Shine Tun said he urgently wanted the Tatmadaw to observe the provisions of the Geneva Conventions and respect no-fire zones around IDP camps. Beyond the immediate threat to displaced people, he said the military’s alleged laying of landmines poses a long-term danger to local people in the area.
“Our Chin people practise shifting cultivation on the hill slopes and the use of landmines by the military is inappropriate. I want the international community to be aware of the military’s violations and take effective action immediately,” Shine Tun said.
Another Chin politician, Salai Isaac Khen, who ran the National League for Democracy’s election campaign in Chin last year and is a former minister in the state government, called for international humanitarian organisations, such as the International Committee of the Red Cross, to be granted immediate access to Mindat.
“Any restrictions by the State Administration Council on the provision of humanitarian assistance is a violation of human rights,” Isaac Khen told Frontier.
The conflict in Mindat has also affected other towns in southern Chin, for which Mindat acts as a gateway for travel and trade from central Myanmar. Prices of basic goods have risen sharply in Rezua, Matupi, Sami and Paletwa, and supplies of some products have run out.
Although food and medical supplies are the most immediate concern, some IDPs said they long for foreign military intervention in Myanmar under the principle of Responsibility to Protect, or R2P, because they fear the junta’s violence will only worsen unless it is defeated.
“I wish the international community would pay attention to Mindat,” said a 52-year-old displaced man in the township who requested anonymity. “We want action to go beyond sanctions, for example [military action] under R2P.”
Some also hope for assistance from ethnic armed groups. On May 29, the Chin National Front signed an agreement with the National Unity Government, a parallel administration formed in April by ousted MPs and ethnic leaders, to “demolish the dictatorship and to implement a federal democratic system”, the NUG said in a statement.
But despite being a prominent player in the peace process, the CNF, which was formed in 1988 and signed a ceasefire with the government in 2012, is a negligible military force, and it is doubtful that any of the more powerful groups can drive the Tatmadaw from Chin. The fall of Mindat in mid-May, meanwhile, showed that the various new resistance forces that have sprung up across the country are not yet able to coordinate effectively.
Nonetheless, some IDPs, such as Kee Awe at the Kihta camp, remain hopeful. “I hope the terrorist military council will be ousted and we will have a genuine democracy as soon as possible,” she said.
Even if outside helps never arrives, camp manager Ning Thang said he and his friends will continue to resist the junta.
“Many friends have fallen in this revolution; I’m proud of them but so sad they are gone,” he told Frontier. “Young people like us have no choice but to continue the fight until the military dictatorship is uprooted.”
At this stage, however, few people expect the struggle to be over soon.
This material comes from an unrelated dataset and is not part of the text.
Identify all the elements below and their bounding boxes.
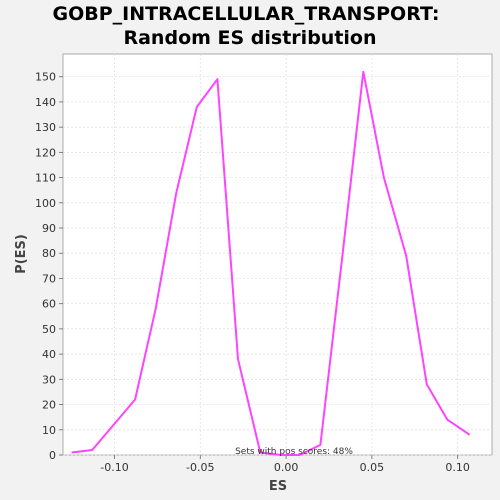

In the meantime, displaced communities face a bleak struggle for survival.
“It’s started raining,” said Father Nicholas Ghung Thang, who manages the Lukse camp in the compound of the village church. The Christian pastor said the onset of the annual monsoon would severely compound “the transport and other difficulties we’re facing”.
“Without outside assistance, and with more heavy rain, everyone in the camp could starve.”